Authors: Sisung Liu*, Jeong Gyu Park*, Hyeongsik Kim, Je Hyeong Hong ( * : joint first authors)

IEEE Transactions on Information Forensics and Security (TIFS, IF 6.3, Categorical JCR < 8.7%)

Abstract

File fragment classification is a crucial task in digital forensics and cybersecurity, and has recently achieved significant improvement through the deployment of convolutional neural networks (CNNs) compared to traditional handcrafted feature-based methods. However, CNN-based models exhibit inherent biases that can limit their effectiveness for larger datasets. To address this limitation, we propose the Cross-Attention Multi-Scale Performer (XMP) model, which integrates the attention mechanisms of transformer encoders with the feature extraction capabilities of CNNs. Compared to our conference work, we additionally introduce a novel Gaussian Bit-Flip (GBFlip) method for binary data augmentation, largely inspired by simulating real-world bit flipping errors, improving the model performance. Furthermore, we incorporate a fine-tuning approach and demonstrate XMP adapts more effectively to diverse datasets than other CNN-based competitors without extensive hyperparameter tuning. Our experimental results on two public file fragment classification datasets show XMP surpassing other CNN-based and RCNN-based models, achieving state-of-the-art performance in file fragment classification both with and without fine-tuning.

image

Prerequisites:

python=3.8
torch==1.10.0+cu111
torchvision==0.11.0+cu111
torchaudio==0.10.0
pytorch-fast-transformers
performer-pytorch
vit-pytorch
pykernel
wandb
tqdm

This code has been tested with Ubuntu 20.04, A6000 GPUs with CUDA 12.2, Python 3.8, Pytorch 1.10.

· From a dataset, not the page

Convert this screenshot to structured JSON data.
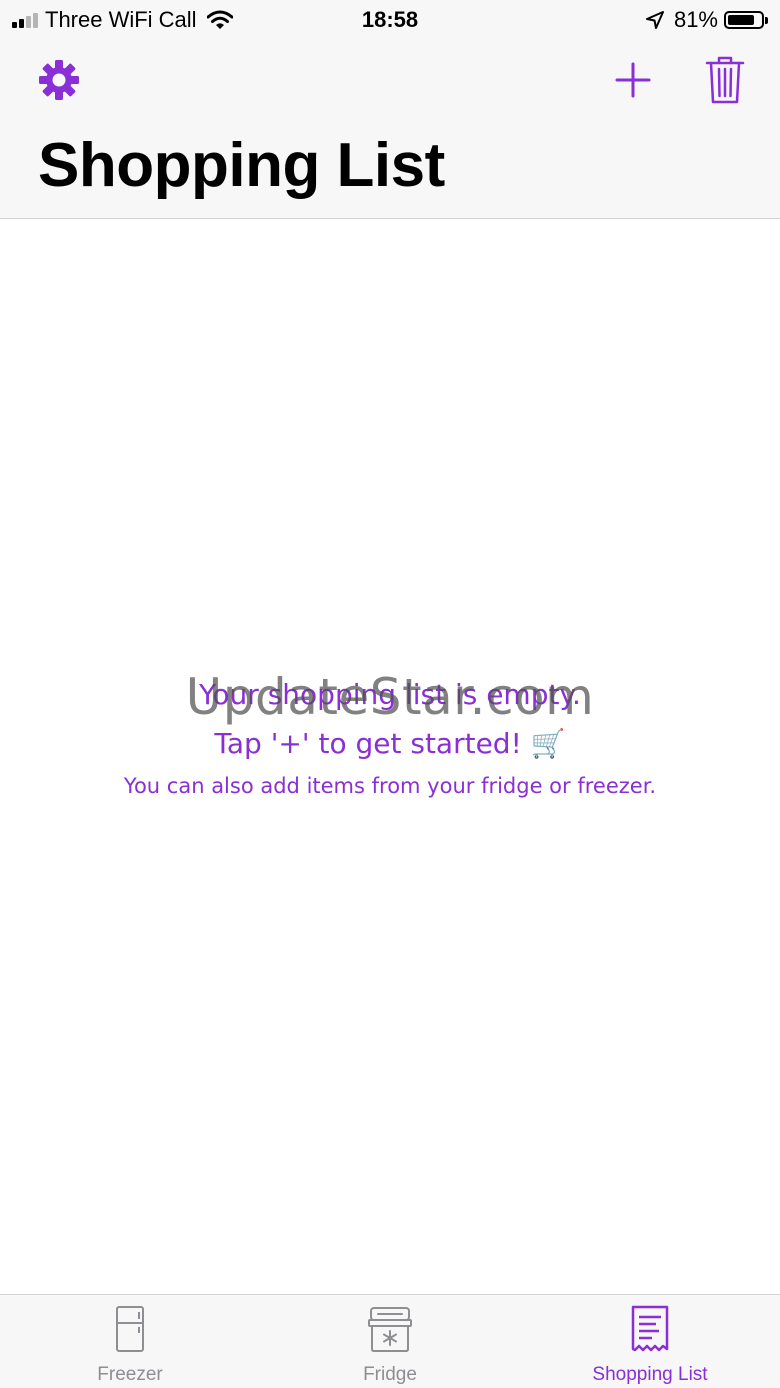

Earlier versions may also work~ :)

🏃 How to run our code!

How to Train

To run our code, use the following command template, adjusting the hyperparameters as needed based on the scenario and dataset size. We have conducted extensive hyperparameter tuning for different scenarios and dataset sizes to ensure optimal performance. The details of these configurations are documented in the table. Use these values to modify the config.json file accordingly.

image

Example command:

python train.py 

How to Fine-tune

For fine-tuning, we provide pretrained models for the XMP and XMP+GBFlip architectures on the FFT75 scenario 1. You can access these pretrained files from our repository.

  • Full fine-tuning or linear probing: Set mode to org
  • VPT: Set mode to vpt
  • AdaptFormer: Set mode to adapt

Ensure you adjust other hyperparameters in config.json based on your specific use case and dataset requirements.

Example command:

python fine-tuning.py 

XMP weight (512_scen1)

XMP weight (4k_scen1)

XMP+GBFlip weight (512_scen1)

XMP+GBFlip weight (4k_scen1)

Citation

@inproceedings{park2024xmp,
  title={XMP: A Cross-Attention Multi-Scale Performer for File Fragment Classification},
  author={Park, Jeong Gyu and Liu, Sisung and Hong, Je Hyeong},
  booktitle={ICASSP 2024-2024 IEEE International Conference on Acoustics, Speech and Signal Processing (ICASSP)},
  pages={4505--4509},
  year={2024},
  organization={IEEE}
}

License

A patent application for XMP has been submitted and is under review for registration. XMP is licensed under the CC-BY-NC-SA-4.0 license limiting any commercial use.

Acknowledgement

Our code is based on performer repository. We thank the authors for releasing their code.

This work was supported by the Korea Research Institute for defense Technology planning and advancement (KRIT) grant funded by the Korea government (DAPA (Defense Acquisition Program Administration)) (No. KRIT-CT-22-021, Space Signal Intelligence Research Laboratory, 2022).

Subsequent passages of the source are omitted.